ONÜÇÜNCÜ BÖLÜM

599 25 8
                                    

Altay ile mesajlaşırken sırıttığımı hiç fark etmedim bile. O kadar dalmışım ki Zeynep'in sesi ile irkildim

"Gitmiş bu kız. Yaza evlenirse hiç şaşırmayın"

Elimdeki telefonu kapatıp oturduğumuz yerin masasına bıraktım.

"Zeynep ne diyorsun ya? Ne alaka?"

"Nasıl ne alaka otuz iki diş sırıttığının farkında mısın?"

"O artık aşık . Üzerine gitmesene kızın"

"Ben çok sıkıldım.

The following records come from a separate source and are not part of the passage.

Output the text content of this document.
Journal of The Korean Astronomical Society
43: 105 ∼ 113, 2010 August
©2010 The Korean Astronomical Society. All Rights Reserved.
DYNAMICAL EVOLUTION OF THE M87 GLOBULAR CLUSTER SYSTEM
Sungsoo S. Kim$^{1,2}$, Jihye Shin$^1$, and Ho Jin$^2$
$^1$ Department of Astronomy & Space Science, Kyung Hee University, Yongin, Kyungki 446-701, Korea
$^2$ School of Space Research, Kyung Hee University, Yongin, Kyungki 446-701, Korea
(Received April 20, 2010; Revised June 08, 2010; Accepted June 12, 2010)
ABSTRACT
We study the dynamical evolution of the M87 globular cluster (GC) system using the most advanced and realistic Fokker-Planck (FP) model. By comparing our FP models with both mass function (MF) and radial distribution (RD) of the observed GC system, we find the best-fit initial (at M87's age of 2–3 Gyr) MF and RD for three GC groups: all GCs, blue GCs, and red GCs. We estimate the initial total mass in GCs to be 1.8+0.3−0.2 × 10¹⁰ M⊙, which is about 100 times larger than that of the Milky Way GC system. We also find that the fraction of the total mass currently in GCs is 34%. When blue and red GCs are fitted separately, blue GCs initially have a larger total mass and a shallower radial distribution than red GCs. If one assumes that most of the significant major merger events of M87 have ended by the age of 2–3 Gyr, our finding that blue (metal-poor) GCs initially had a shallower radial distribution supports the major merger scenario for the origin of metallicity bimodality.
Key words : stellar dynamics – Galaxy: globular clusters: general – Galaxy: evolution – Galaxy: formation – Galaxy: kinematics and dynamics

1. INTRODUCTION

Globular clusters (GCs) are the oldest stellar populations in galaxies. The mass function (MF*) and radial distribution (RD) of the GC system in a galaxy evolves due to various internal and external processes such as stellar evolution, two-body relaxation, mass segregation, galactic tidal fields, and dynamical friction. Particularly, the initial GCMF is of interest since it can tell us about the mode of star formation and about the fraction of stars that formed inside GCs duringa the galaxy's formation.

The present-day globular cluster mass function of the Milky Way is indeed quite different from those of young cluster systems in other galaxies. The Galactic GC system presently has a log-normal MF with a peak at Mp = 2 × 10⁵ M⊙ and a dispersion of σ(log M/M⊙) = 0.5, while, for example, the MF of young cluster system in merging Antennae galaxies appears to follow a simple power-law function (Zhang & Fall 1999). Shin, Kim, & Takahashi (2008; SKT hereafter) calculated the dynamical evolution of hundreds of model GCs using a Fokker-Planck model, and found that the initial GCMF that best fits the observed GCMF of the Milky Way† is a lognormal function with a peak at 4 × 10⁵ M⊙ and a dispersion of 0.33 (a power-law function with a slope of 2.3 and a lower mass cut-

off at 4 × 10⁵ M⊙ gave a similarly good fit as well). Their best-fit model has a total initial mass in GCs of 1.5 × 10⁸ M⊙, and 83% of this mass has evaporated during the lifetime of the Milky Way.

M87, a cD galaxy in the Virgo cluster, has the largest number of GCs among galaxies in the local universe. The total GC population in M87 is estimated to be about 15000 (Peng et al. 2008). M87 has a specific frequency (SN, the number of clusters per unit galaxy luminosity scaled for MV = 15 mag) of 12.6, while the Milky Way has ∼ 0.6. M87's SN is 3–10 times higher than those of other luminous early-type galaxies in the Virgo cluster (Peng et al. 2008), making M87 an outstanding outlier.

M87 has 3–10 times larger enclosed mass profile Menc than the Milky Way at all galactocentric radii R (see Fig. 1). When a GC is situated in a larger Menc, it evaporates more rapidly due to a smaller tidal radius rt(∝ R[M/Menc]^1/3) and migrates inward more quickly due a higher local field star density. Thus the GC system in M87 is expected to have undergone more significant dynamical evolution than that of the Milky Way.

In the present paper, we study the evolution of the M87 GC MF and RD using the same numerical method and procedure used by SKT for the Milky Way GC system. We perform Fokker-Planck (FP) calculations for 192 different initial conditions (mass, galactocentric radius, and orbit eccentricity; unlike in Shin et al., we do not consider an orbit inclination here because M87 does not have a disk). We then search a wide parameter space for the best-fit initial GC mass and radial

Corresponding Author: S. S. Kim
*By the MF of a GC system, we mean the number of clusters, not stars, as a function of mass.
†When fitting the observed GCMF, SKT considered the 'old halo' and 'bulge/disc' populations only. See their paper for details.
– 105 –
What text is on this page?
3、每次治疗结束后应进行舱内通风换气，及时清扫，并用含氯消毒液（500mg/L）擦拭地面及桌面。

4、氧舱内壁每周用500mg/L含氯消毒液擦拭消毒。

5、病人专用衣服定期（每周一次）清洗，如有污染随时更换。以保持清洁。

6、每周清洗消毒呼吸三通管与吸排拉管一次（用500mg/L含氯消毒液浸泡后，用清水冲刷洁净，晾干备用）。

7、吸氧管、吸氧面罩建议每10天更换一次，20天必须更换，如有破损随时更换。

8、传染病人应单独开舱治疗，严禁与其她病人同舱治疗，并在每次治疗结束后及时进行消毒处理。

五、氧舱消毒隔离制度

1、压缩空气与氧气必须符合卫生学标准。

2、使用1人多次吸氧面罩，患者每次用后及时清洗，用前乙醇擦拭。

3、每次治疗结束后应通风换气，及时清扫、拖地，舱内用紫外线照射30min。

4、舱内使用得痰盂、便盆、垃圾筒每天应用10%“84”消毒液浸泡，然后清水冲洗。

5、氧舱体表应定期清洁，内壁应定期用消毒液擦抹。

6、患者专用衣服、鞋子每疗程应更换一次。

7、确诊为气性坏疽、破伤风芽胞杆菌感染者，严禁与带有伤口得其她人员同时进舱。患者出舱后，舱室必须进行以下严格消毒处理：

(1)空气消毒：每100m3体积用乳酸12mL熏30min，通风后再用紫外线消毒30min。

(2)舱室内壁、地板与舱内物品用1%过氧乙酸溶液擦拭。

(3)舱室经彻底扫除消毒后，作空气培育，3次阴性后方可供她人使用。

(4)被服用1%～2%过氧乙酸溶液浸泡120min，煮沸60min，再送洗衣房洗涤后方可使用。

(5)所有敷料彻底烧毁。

Hadi başka şeyler yapalım" dedim ve ayağa kalktım.
"Yürüyelim bari biraz"

Hepside arkamda yürüyorlardı,gülüşüyorlardı. Hatta kahkaha atıyorlardı. Ve ben ilk defa en öndeydim. Normalde çok yavaş bir insan olduğum için hep en arkada kalırdım ve genelde kolumdan beni çekiştirerek götürürlerdi.
Kulaklarıma gelen  gülüşme seslerine bir müzik melodisi eklendi. Çok tanıdık bir melodi. Etrafıma bakıp müziğin nereden geldiğini anlamaya çalıştım. Biraz daha yürüdüm ve ileride bir kaç insan gördüm.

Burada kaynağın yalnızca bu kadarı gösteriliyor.